A prominent lawyer and a lawmaker on Thursday rejected the latest explanation from the Anti-Corruption Unit (ACU) for why it cannot pursue charges against the disgraced former head of the National Malaria Center, who has been told to pay back hundreds of thousands of dollars in bribes.

On Tuesday, ACU chairman Om Yentieng said he had closed the unit’s investigation into Duong Socheat, who is accused of receiving $351,000 in bribes over several years to secure some $12 million in contracts for a pair of overseas mosquito net providers. The allegations were laid out in a detailed 2013 report—packed with damning evidence—by the Global Fund to Fight AIDS, Tuberculosis and Malaria, whose grant money Mr. Socheat is accused of manipulating.

Mr. Yentieng also said that Mr. Socheat had been told to pay back the bribes he took to the Global Fund in full, effectively admitting his guilt. But he added that Mr. Socheat would not be prosecuted, on the grounds that his crimes predated the Anti-Corruption Law, which established the ACU.

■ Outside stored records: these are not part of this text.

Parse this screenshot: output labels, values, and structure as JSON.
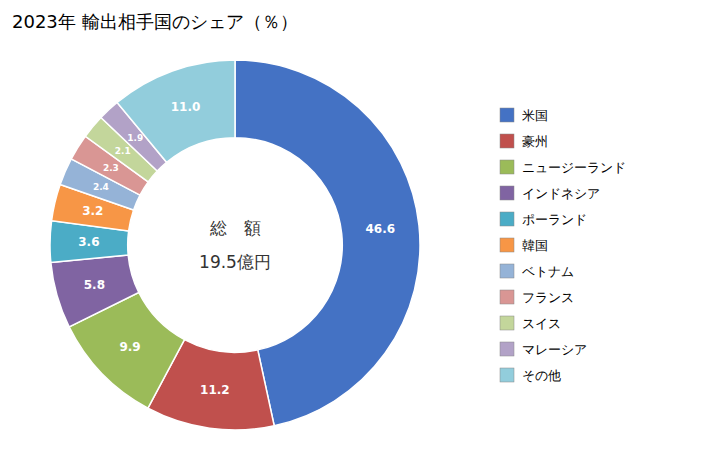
{
  "chart_data": {
    "type": "pie",
    "title": "2023年 輸出相手国のシェア（％）",
    "annotations": [
      "総　額",
      "19.5億円"
    ],
    "categories": [
      "米国",
      "豪州",
      "ニュージーランド",
      "インドネシア",
      "ポーランド",
      "韓国",
      "ベトナム",
      "フランス",
      "スイス",
      "マレーシア",
      "その他"
    ],
    "values": [
      46.6,
      11.2,
      9.9,
      5.8,
      3.6,
      3.2,
      2.4,
      2.3,
      2.1,
      1.9,
      11.0
    ],
    "value_labels": [
      "46.6",
      "11.2",
      "9.9",
      "5.8",
      "3.6",
      "3.2",
      "2.4",
      "2.3",
      "2.1",
      "1.9",
      "11.0"
    ],
    "colors": [
      "#4472C4",
      "#C0504D",
      "#9BBB59",
      "#8064A2",
      "#4BACC6",
      "#F79646",
      "#95B3D7",
      "#D99694",
      "#C3D69B",
      "#B2A2C7",
      "#92CDDC"
    ],
    "data_labels": true,
    "legend": "right"
  }
}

The king signed the law in April 2010. According to the Global Fund, the last confirmed bribe Mr. Socheat took for manipulating the mosquito net contracts was delivered in July 2010. Its report also cites an email from Mr. Socheat to one of the net providers in which he appears to ask for help with his daughter’s university tuition payments in 2012, a year after he retired.

Even if Mr. Yentieng’s claims about Mr. Socheat’s alleged crimes predating the Anti-Corruption Law were true, the argument did not stop the ACU from pursuing its case against ex-drug czar Moek Dara.

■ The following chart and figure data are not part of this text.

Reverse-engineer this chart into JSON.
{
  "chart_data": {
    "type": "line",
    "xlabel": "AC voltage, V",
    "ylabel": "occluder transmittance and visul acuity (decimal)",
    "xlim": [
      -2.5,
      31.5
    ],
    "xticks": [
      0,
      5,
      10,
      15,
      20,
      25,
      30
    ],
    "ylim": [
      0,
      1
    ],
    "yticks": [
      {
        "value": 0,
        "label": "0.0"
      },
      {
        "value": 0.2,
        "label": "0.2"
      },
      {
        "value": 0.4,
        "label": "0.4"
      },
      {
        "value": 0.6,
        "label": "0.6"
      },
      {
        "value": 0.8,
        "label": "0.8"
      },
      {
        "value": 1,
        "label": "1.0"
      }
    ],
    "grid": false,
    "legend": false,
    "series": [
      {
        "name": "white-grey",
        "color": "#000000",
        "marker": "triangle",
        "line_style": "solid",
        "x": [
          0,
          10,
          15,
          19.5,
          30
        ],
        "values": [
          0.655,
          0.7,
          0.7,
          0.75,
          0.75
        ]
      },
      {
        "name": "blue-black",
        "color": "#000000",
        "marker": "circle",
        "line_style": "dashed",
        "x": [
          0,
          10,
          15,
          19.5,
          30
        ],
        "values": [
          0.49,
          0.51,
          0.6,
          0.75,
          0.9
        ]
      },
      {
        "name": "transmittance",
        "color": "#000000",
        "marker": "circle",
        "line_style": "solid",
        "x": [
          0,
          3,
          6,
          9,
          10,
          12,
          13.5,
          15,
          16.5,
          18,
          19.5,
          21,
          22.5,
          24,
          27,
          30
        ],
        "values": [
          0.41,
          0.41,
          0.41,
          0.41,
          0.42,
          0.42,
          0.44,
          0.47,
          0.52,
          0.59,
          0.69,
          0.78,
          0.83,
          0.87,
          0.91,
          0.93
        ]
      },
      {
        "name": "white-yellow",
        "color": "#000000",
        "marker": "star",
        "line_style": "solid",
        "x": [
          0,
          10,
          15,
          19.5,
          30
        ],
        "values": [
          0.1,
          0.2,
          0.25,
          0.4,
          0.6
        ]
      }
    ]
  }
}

The former head of the government’s anti-drug authority was sentenced to life in prison in early 2012 on 32 counts of drug trafficking and corruption. The original charges the ACU helped bring against Mr. Dara stemmed from the testimony of another police officer who was arrested in July 2010, which means his crimes were no more dated than the allegations against Mr. Socheat.

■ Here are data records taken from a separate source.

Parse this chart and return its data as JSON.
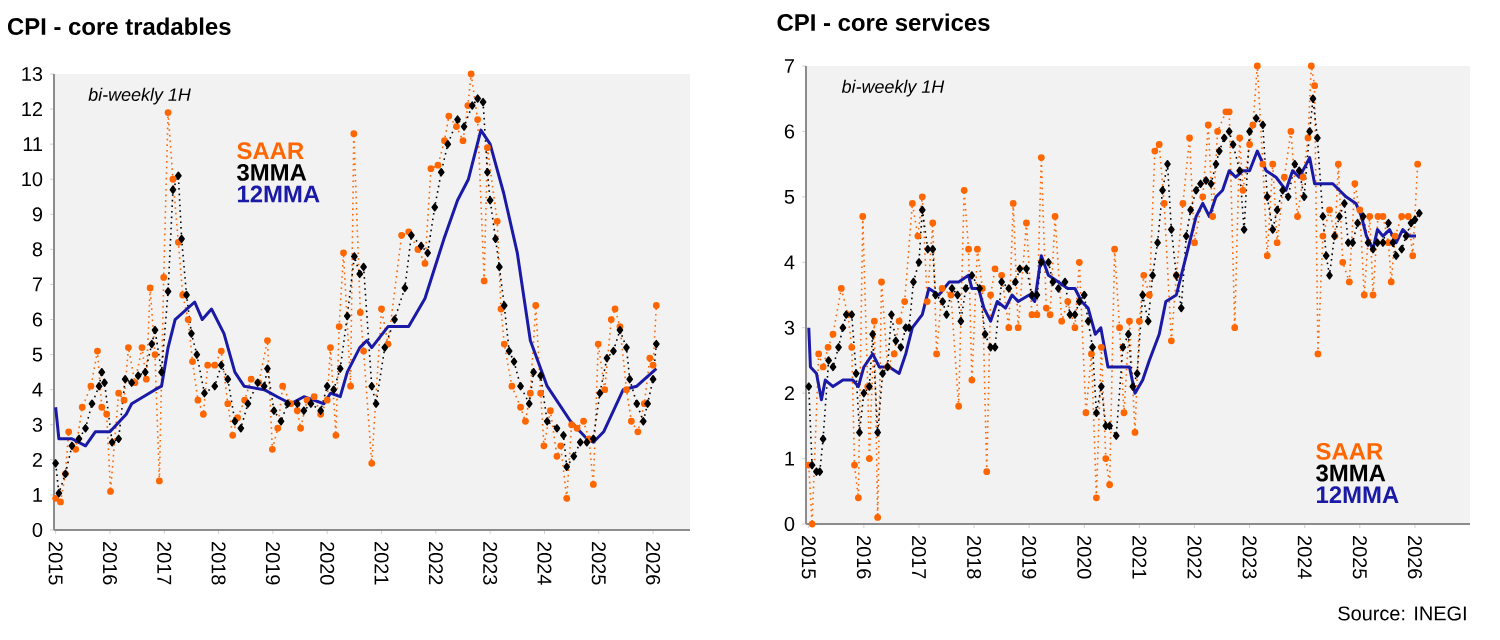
{
  "chart_data": [
    {
      "type": "line",
      "title": "CPI - core tradables",
      "annotations": [
        "bi-weekly 1H"
      ],
      "xlim": [
        2014.97,
        2026.68
      ],
      "ylim": [
        0,
        13
      ],
      "xticks": [
        2015,
        2016,
        2017,
        2018,
        2019,
        2020,
        2021,
        2022,
        2023,
        2024,
        2025,
        2026
      ],
      "yticks": [
        0,
        1,
        2,
        3,
        4,
        5,
        6,
        7,
        8,
        9,
        10,
        11,
        12,
        13
      ],
      "legend": "top left",
      "series": [
        {
          "name": "SAAR",
          "color": "#ff6600",
          "line_style": "dotted",
          "marker": "circle",
          "x": [
            2015.0,
            2015.09,
            2015.18,
            2015.24,
            2015.37,
            2015.49,
            2015.65,
            2015.77,
            2015.85,
            2015.94,
            2016.01,
            2016.16,
            2016.26,
            2016.34,
            2016.46,
            2016.59,
            2016.67,
            2016.74,
            2016.83,
            2016.91,
            2016.99,
            2017.07,
            2017.16,
            2017.26,
            2017.34,
            2017.44,
            2017.52,
            2017.62,
            2017.72,
            2017.8,
            2017.93,
            2018.05,
            2018.17,
            2018.26,
            2018.35,
            2018.48,
            2018.6,
            2018.74,
            2018.9,
            2018.99,
            2019.09,
            2019.18,
            2019.33,
            2019.45,
            2019.51,
            2019.63,
            2019.76,
            2019.88,
            2020.0,
            2020.06,
            2020.16,
            2020.22,
            2020.3,
            2020.43,
            2020.49,
            2020.61,
            2020.67,
            2020.82,
            2021.0,
            2021.12,
            2021.37,
            2021.5,
            2021.67,
            2021.8,
            2021.91,
            2022.04,
            2022.16,
            2022.24,
            2022.38,
            2022.5,
            2022.59,
            2022.65,
            2022.77,
            2022.89,
            2022.95,
            2023.13,
            2023.2,
            2023.26,
            2023.4,
            2023.56,
            2023.65,
            2023.74,
            2023.84,
            2023.93,
            2023.99,
            2024.11,
            2024.23,
            2024.3,
            2024.41,
            2024.5,
            2024.6,
            2024.72,
            2024.82,
            2024.9,
            2024.99,
            2025.11,
            2025.23,
            2025.3,
            2025.39,
            2025.51,
            2025.6,
            2025.72,
            2025.84,
            2025.94,
            2026.0,
            2026.06
          ],
          "values": [
            0.9,
            0.8,
            1.6,
            2.8,
            2.3,
            3.5,
            4.1,
            5.1,
            3.5,
            3.3,
            1.1,
            3.9,
            3.7,
            5.2,
            4.2,
            5.2,
            4.3,
            6.9,
            5.0,
            1.4,
            7.2,
            11.9,
            10.0,
            8.2,
            6.7,
            6.0,
            4.8,
            3.7,
            3.3,
            4.7,
            4.7,
            5.1,
            3.6,
            2.7,
            3.2,
            3.7,
            4.3,
            4.2,
            5.4,
            2.3,
            2.9,
            4.1,
            3.6,
            3.4,
            2.9,
            3.7,
            3.8,
            3.3,
            3.7,
            5.2,
            2.7,
            5.8,
            7.9,
            4.1,
            11.3,
            6.2,
            5.1,
            1.9,
            6.3,
            5.3,
            8.4,
            8.5,
            8.0,
            7.6,
            10.3,
            10.4,
            11.1,
            11.8,
            11.5,
            11.1,
            12.1,
            13.0,
            11.7,
            7.1,
            10.9,
            8.8,
            6.3,
            5.3,
            4.1,
            3.5,
            3.1,
            3.9,
            6.4,
            3.9,
            2.4,
            3.4,
            2.1,
            2.4,
            0.9,
            3.0,
            2.9,
            3.1,
            2.6,
            1.3,
            5.3,
            4.0,
            6.0,
            6.3,
            5.8,
            4.0,
            3.1,
            2.8,
            3.6,
            4.9,
            4.7,
            6.4
          ]
        },
        {
          "name": "3MMA",
          "color": "#000000",
          "line_style": "dotted",
          "marker": "diamond",
          "x": [
            2015.0,
            2015.06,
            2015.18,
            2015.3,
            2015.43,
            2015.55,
            2015.67,
            2015.8,
            2015.85,
            2015.9,
            2016.04,
            2016.16,
            2016.28,
            2016.4,
            2016.52,
            2016.65,
            2016.77,
            2016.83,
            2016.95,
            2017.07,
            2017.16,
            2017.26,
            2017.32,
            2017.41,
            2017.5,
            2017.6,
            2017.74,
            2017.93,
            2018.05,
            2018.17,
            2018.3,
            2018.41,
            2018.54,
            2018.72,
            2018.84,
            2018.9,
            2019.02,
            2019.15,
            2019.27,
            2019.45,
            2019.57,
            2019.7,
            2019.88,
            2020.0,
            2020.12,
            2020.24,
            2020.37,
            2020.5,
            2020.6,
            2020.67,
            2020.82,
            2020.9,
            2021.06,
            2021.24,
            2021.43,
            2021.55,
            2021.73,
            2021.85,
            2021.98,
            2022.1,
            2022.22,
            2022.4,
            2022.52,
            2022.67,
            2022.77,
            2022.87,
            2022.95,
            2023.0,
            2023.1,
            2023.17,
            2023.26,
            2023.35,
            2023.44,
            2023.56,
            2023.72,
            2023.8,
            2023.93,
            2024.05,
            2024.23,
            2024.35,
            2024.41,
            2024.54,
            2024.66,
            2024.78,
            2024.9,
            2025.02,
            2025.15,
            2025.27,
            2025.39,
            2025.51,
            2025.57,
            2025.7,
            2025.82,
            2025.9,
            2026.0,
            2026.06
          ],
          "values": [
            1.9,
            1.05,
            1.6,
            2.4,
            2.6,
            2.9,
            3.6,
            4.1,
            4.5,
            4.2,
            2.5,
            2.6,
            4.3,
            4.2,
            4.4,
            4.5,
            5.3,
            5.7,
            4.5,
            6.8,
            9.7,
            10.1,
            8.3,
            6.7,
            5.6,
            5.0,
            3.9,
            4.1,
            4.7,
            4.3,
            3.1,
            2.9,
            3.6,
            4.2,
            4.1,
            4.6,
            3.4,
            3.1,
            3.6,
            3.6,
            3.4,
            3.6,
            3.4,
            4.1,
            4.0,
            4.6,
            6.1,
            7.8,
            7.3,
            7.5,
            4.1,
            3.6,
            5.2,
            6.0,
            6.9,
            8.4,
            8.1,
            7.9,
            9.2,
            10.2,
            11.0,
            11.7,
            11.5,
            12.1,
            12.3,
            12.2,
            10.2,
            9.4,
            8.3,
            7.5,
            6.4,
            5.1,
            4.8,
            4.1,
            3.6,
            4.5,
            4.4,
            3.1,
            2.9,
            2.7,
            1.8,
            2.1,
            2.5,
            2.5,
            2.6,
            3.9,
            4.9,
            5.1,
            5.7,
            5.2,
            4.3,
            3.6,
            3.1,
            3.6,
            4.3,
            5.3
          ]
        },
        {
          "name": "12MMA",
          "color": "#1a1aa6",
          "line_style": "solid",
          "marker": "none",
          "x": [
            2015.0,
            2015.06,
            2015.3,
            2015.55,
            2015.73,
            2016.0,
            2016.3,
            2016.4,
            2016.83,
            2016.95,
            2017.07,
            2017.2,
            2017.56,
            2017.7,
            2017.87,
            2018.1,
            2018.3,
            2018.47,
            2018.84,
            2019.08,
            2019.33,
            2019.57,
            2019.94,
            2020.06,
            2020.24,
            2020.37,
            2020.6,
            2020.73,
            2020.82,
            2021.12,
            2021.5,
            2021.8,
            2022.15,
            2022.4,
            2022.6,
            2022.83,
            2023.0,
            2023.25,
            2023.5,
            2023.74,
            2024.05,
            2024.48,
            2024.78,
            2024.9,
            2025.09,
            2025.45,
            2025.7,
            2026.06
          ],
          "values": [
            3.5,
            2.6,
            2.6,
            2.4,
            2.8,
            2.8,
            3.3,
            3.6,
            4.0,
            4.1,
            5.2,
            6.0,
            6.5,
            6.0,
            6.3,
            5.6,
            4.5,
            4.1,
            4.0,
            3.8,
            3.6,
            3.8,
            3.6,
            3.9,
            3.8,
            4.5,
            5.2,
            5.4,
            5.2,
            5.8,
            5.8,
            6.6,
            8.3,
            9.4,
            10.0,
            11.4,
            11.0,
            9.6,
            7.9,
            5.4,
            4.1,
            3.1,
            2.6,
            2.5,
            2.8,
            4.0,
            4.1,
            4.6
          ]
        }
      ]
    },
    {
      "type": "line",
      "title": "CPI - core services",
      "annotations": [
        "bi-weekly 1H",
        "Source: INEGI"
      ],
      "xlim": [
        2014.95,
        2027.0
      ],
      "ylim": [
        0,
        7
      ],
      "xticks": [
        2015,
        2016,
        2017,
        2018,
        2019,
        2020,
        2021,
        2022,
        2023,
        2024,
        2025,
        2026
      ],
      "yticks": [
        0,
        1,
        2,
        3,
        4,
        5,
        6,
        7
      ],
      "legend": "bottom right",
      "series": [
        {
          "name": "SAAR",
          "color": "#ff6600",
          "line_style": "dotted",
          "marker": "circle",
          "x": [
            2015.0,
            2015.06,
            2015.18,
            2015.26,
            2015.35,
            2015.44,
            2015.59,
            2015.71,
            2015.78,
            2015.83,
            2015.9,
            2015.98,
            2016.07,
            2016.1,
            2016.19,
            2016.25,
            2016.32,
            2016.43,
            2016.55,
            2016.64,
            2016.74,
            2016.88,
            2016.98,
            2017.06,
            2017.15,
            2017.25,
            2017.32,
            2017.42,
            2017.58,
            2017.72,
            2017.82,
            2017.9,
            2017.96,
            2018.06,
            2018.15,
            2018.23,
            2018.3,
            2018.38,
            2018.5,
            2018.63,
            2018.71,
            2018.8,
            2018.95,
            2019.05,
            2019.14,
            2019.22,
            2019.31,
            2019.38,
            2019.47,
            2019.59,
            2019.7,
            2019.83,
            2019.91,
            2020.03,
            2020.13,
            2020.22,
            2020.31,
            2020.39,
            2020.46,
            2020.55,
            2020.64,
            2020.72,
            2020.82,
            2020.92,
            2021.0,
            2021.08,
            2021.18,
            2021.28,
            2021.36,
            2021.45,
            2021.58,
            2021.67,
            2021.79,
            2021.91,
            2022.0,
            2022.15,
            2022.25,
            2022.33,
            2022.42,
            2022.57,
            2022.63,
            2022.73,
            2022.82,
            2022.88,
            2023.0,
            2023.06,
            2023.14,
            2023.24,
            2023.32,
            2023.42,
            2023.5,
            2023.63,
            2023.75,
            2023.87,
            2023.97,
            2024.06,
            2024.12,
            2024.18,
            2024.24,
            2024.33,
            2024.45,
            2024.55,
            2024.61,
            2024.69,
            2024.81,
            2024.91,
            2025.0,
            2025.08,
            2025.18,
            2025.24,
            2025.33,
            2025.42,
            2025.52,
            2025.57,
            2025.64,
            2025.76,
            2025.88,
            2025.96,
            2026.05
          ],
          "values": [
            0.9,
            0.0,
            2.6,
            2.4,
            2.7,
            2.9,
            3.6,
            3.2,
            2.7,
            0.9,
            0.4,
            4.7,
            2.1,
            1.0,
            3.1,
            0.1,
            3.7,
            2.4,
            2.6,
            3.1,
            3.4,
            4.9,
            4.4,
            5.0,
            3.4,
            4.6,
            2.6,
            3.6,
            3.5,
            1.8,
            5.1,
            4.2,
            2.2,
            4.2,
            3.6,
            0.8,
            3.5,
            3.9,
            3.8,
            3.0,
            4.9,
            3.0,
            4.6,
            3.2,
            3.2,
            5.6,
            3.3,
            3.2,
            4.7,
            3.1,
            3.4,
            3.0,
            4.0,
            1.7,
            2.6,
            0.4,
            2.7,
            1.0,
            0.6,
            4.2,
            3.0,
            1.7,
            3.1,
            1.4,
            3.1,
            3.8,
            3.5,
            5.7,
            5.8,
            4.9,
            2.8,
            3.8,
            4.9,
            5.9,
            4.3,
            5.0,
            6.1,
            4.7,
            6.0,
            6.3,
            6.3,
            3.0,
            5.9,
            5.1,
            5.8,
            6.1,
            7.0,
            5.5,
            4.1,
            5.5,
            4.3,
            5.3,
            6.0,
            4.7,
            5.3,
            5.9,
            7.0,
            6.7,
            2.6,
            4.4,
            4.8,
            4.4,
            5.5,
            4.0,
            3.7,
            5.2,
            4.8,
            3.5,
            4.7,
            3.5,
            4.7,
            4.7,
            4.3,
            3.7,
            4.4,
            4.7,
            4.7,
            4.1,
            5.5
          ]
        },
        {
          "name": "3MMA",
          "color": "#000000",
          "line_style": "dotted",
          "marker": "diamond",
          "x": [
            2015.0,
            2015.06,
            2015.14,
            2015.2,
            2015.26,
            2015.36,
            2015.44,
            2015.54,
            2015.62,
            2015.68,
            2015.78,
            2015.86,
            2015.92,
            2016.0,
            2016.1,
            2016.16,
            2016.25,
            2016.34,
            2016.43,
            2016.5,
            2016.58,
            2016.67,
            2016.76,
            2016.82,
            2016.9,
            2017.0,
            2017.06,
            2017.16,
            2017.25,
            2017.3,
            2017.43,
            2017.5,
            2017.6,
            2017.7,
            2017.76,
            2017.85,
            2017.96,
            2018.1,
            2018.2,
            2018.3,
            2018.38,
            2018.5,
            2018.63,
            2018.75,
            2018.83,
            2018.95,
            2019.05,
            2019.14,
            2019.22,
            2019.35,
            2019.43,
            2019.53,
            2019.65,
            2019.74,
            2019.83,
            2019.91,
            2020.0,
            2020.07,
            2020.15,
            2020.22,
            2020.31,
            2020.39,
            2020.46,
            2020.58,
            2020.7,
            2020.8,
            2020.88,
            2020.96,
            2021.06,
            2021.16,
            2021.24,
            2021.33,
            2021.42,
            2021.51,
            2021.58,
            2021.67,
            2021.76,
            2021.85,
            2021.93,
            2022.03,
            2022.11,
            2022.21,
            2022.3,
            2022.39,
            2022.45,
            2022.54,
            2022.63,
            2022.7,
            2022.82,
            2022.9,
            2023.0,
            2023.12,
            2023.24,
            2023.32,
            2023.42,
            2023.5,
            2023.6,
            2023.7,
            2023.82,
            2023.9,
            2023.99,
            2024.09,
            2024.15,
            2024.23,
            2024.33,
            2024.39,
            2024.45,
            2024.54,
            2024.63,
            2024.72,
            2024.79,
            2024.87,
            2024.96,
            2025.06,
            2025.15,
            2025.24,
            2025.32,
            2025.42,
            2025.52,
            2025.6,
            2025.66,
            2025.76,
            2025.84,
            2025.93,
            2026.0,
            2026.08
          ],
          "values": [
            2.1,
            0.9,
            0.8,
            0.8,
            1.3,
            2.5,
            2.4,
            2.7,
            3.0,
            3.2,
            3.2,
            2.3,
            1.4,
            2.0,
            2.1,
            2.9,
            1.4,
            2.3,
            2.4,
            3.2,
            2.8,
            2.7,
            3.0,
            3.0,
            3.7,
            4.0,
            4.8,
            4.2,
            4.2,
            3.5,
            3.4,
            3.2,
            3.6,
            3.5,
            3.1,
            3.6,
            3.8,
            3.6,
            2.9,
            2.7,
            2.7,
            3.7,
            3.6,
            3.7,
            3.9,
            3.9,
            3.5,
            3.5,
            4.0,
            4.0,
            3.7,
            3.6,
            3.7,
            3.2,
            3.2,
            3.4,
            3.5,
            3.1,
            2.7,
            1.7,
            2.1,
            1.5,
            1.5,
            1.35,
            2.7,
            2.9,
            2.1,
            2.3,
            3.5,
            3.1,
            3.8,
            4.3,
            5.1,
            5.5,
            4.5,
            3.8,
            3.3,
            4.4,
            4.8,
            5.1,
            5.2,
            5.25,
            5.2,
            5.5,
            5.7,
            5.9,
            6.0,
            5.8,
            5.4,
            4.5,
            6.0,
            6.2,
            6.1,
            5.0,
            4.5,
            4.8,
            5.1,
            5.0,
            5.5,
            5.4,
            5.0,
            6.0,
            6.5,
            5.9,
            4.7,
            4.1,
            3.8,
            4.4,
            4.7,
            4.9,
            4.3,
            4.3,
            4.6,
            4.7,
            4.3,
            4.2,
            4.3,
            4.3,
            4.6,
            4.3,
            4.1,
            4.2,
            4.4,
            4.6,
            4.65,
            4.75
          ]
        },
        {
          "name": "12MMA",
          "color": "#1a1aa6",
          "line_style": "solid",
          "marker": "none",
          "x": [
            2015.0,
            2015.03,
            2015.14,
            2015.23,
            2015.3,
            2015.44,
            2015.62,
            2015.8,
            2015.9,
            2016.0,
            2016.16,
            2016.28,
            2016.46,
            2016.64,
            2016.76,
            2016.88,
            2017.06,
            2017.18,
            2017.36,
            2017.55,
            2017.72,
            2017.9,
            2017.96,
            2018.08,
            2018.18,
            2018.3,
            2018.42,
            2018.57,
            2018.69,
            2018.8,
            2019.0,
            2019.1,
            2019.22,
            2019.35,
            2019.53,
            2019.7,
            2019.83,
            2019.95,
            2020.07,
            2020.2,
            2020.3,
            2020.43,
            2020.64,
            2020.82,
            2020.92,
            2021.06,
            2021.18,
            2021.36,
            2021.48,
            2021.67,
            2021.79,
            2021.91,
            2022.03,
            2022.15,
            2022.27,
            2022.39,
            2022.51,
            2022.63,
            2022.75,
            2022.88,
            2023.0,
            2023.14,
            2023.3,
            2023.48,
            2023.66,
            2023.78,
            2023.9,
            2024.03,
            2024.09,
            2024.18,
            2024.33,
            2024.51,
            2024.63,
            2024.75,
            2024.93,
            2025.03,
            2025.12,
            2025.24,
            2025.32,
            2025.42,
            2025.54,
            2025.66,
            2025.78,
            2025.9,
            2026.02
          ],
          "values": [
            3.0,
            2.4,
            2.3,
            1.9,
            2.2,
            2.1,
            2.2,
            2.2,
            2.1,
            2.4,
            2.6,
            2.4,
            2.4,
            2.3,
            2.6,
            3.0,
            3.2,
            3.6,
            3.5,
            3.7,
            3.7,
            3.8,
            3.6,
            3.6,
            3.3,
            3.1,
            3.4,
            3.3,
            3.5,
            3.4,
            3.5,
            3.4,
            4.1,
            3.8,
            3.7,
            3.6,
            3.6,
            3.4,
            3.3,
            2.9,
            3.0,
            2.4,
            2.4,
            2.4,
            2.0,
            2.2,
            2.5,
            2.9,
            3.4,
            3.5,
            3.9,
            4.3,
            4.7,
            4.9,
            4.7,
            5.0,
            5.1,
            5.4,
            5.3,
            5.4,
            5.4,
            5.7,
            5.4,
            5.3,
            5.1,
            5.4,
            5.3,
            5.5,
            5.6,
            5.2,
            5.2,
            5.2,
            5.1,
            5.0,
            4.9,
            4.7,
            4.4,
            4.2,
            4.5,
            4.4,
            4.5,
            4.3,
            4.5,
            4.4,
            4.4
          ]
        }
      ]
    }
  ]
}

The 32 counts against Mr. Dara also included allegations dating back to 2008 and 2009, well before the Anti-Corruption Law took effect.

In fact, Mr. Dara was charged with corruption under Cambodia’s 1992 penal code, not the 2010 version that replaced it.

Sok Sam Oeun, a prominent attorney and legal expert, said Thursday authorities could have done the same thing with Mr. Socheat, the former malaria center chief, or handed his case off to other police.

“The normal police can do that. Why they [the ACU] did not send the case to the normal police?” he said.

CNRP lawmaker and acting party spokesman Ou Chanrith said the ACU’s disparate handling of the two cases showed clear bias.

“It’s a double standard, it should be all the same,” he said.

Mr. Chanrith rejected the ACU’s reasons for letting Mr. Socheat off without a trial and said it would show other officials that they can pay their way out of a court case.

“It’s a crime,” he said of the bribes Mr. Socheat allegedly solicited and received on the job. “If someone commits any crime…he should be prosecuted and put in jail.”

Neither Mr. Yentieng nor the ACU’s spokesman could be reached Thursday.

Mr. Socheat has declined to comment on the allegations against him since they emerged. The Global Fund has declined to answer questions about the government’s decision to not prosecute him.

Mr. Socheat’s case was one of the most well-documented examples of government corruption in recent years. The Global Fund’s 2013 report includes excerpts of interviews with officials from the mosquito net providers admitting that they knew they were paying bribes. An annex to the report includes copies of emails in which Mr. Socheat instructs the officials to deposit the money into various bank accounts of his choosing, including those of relatives and a fabricated consultant.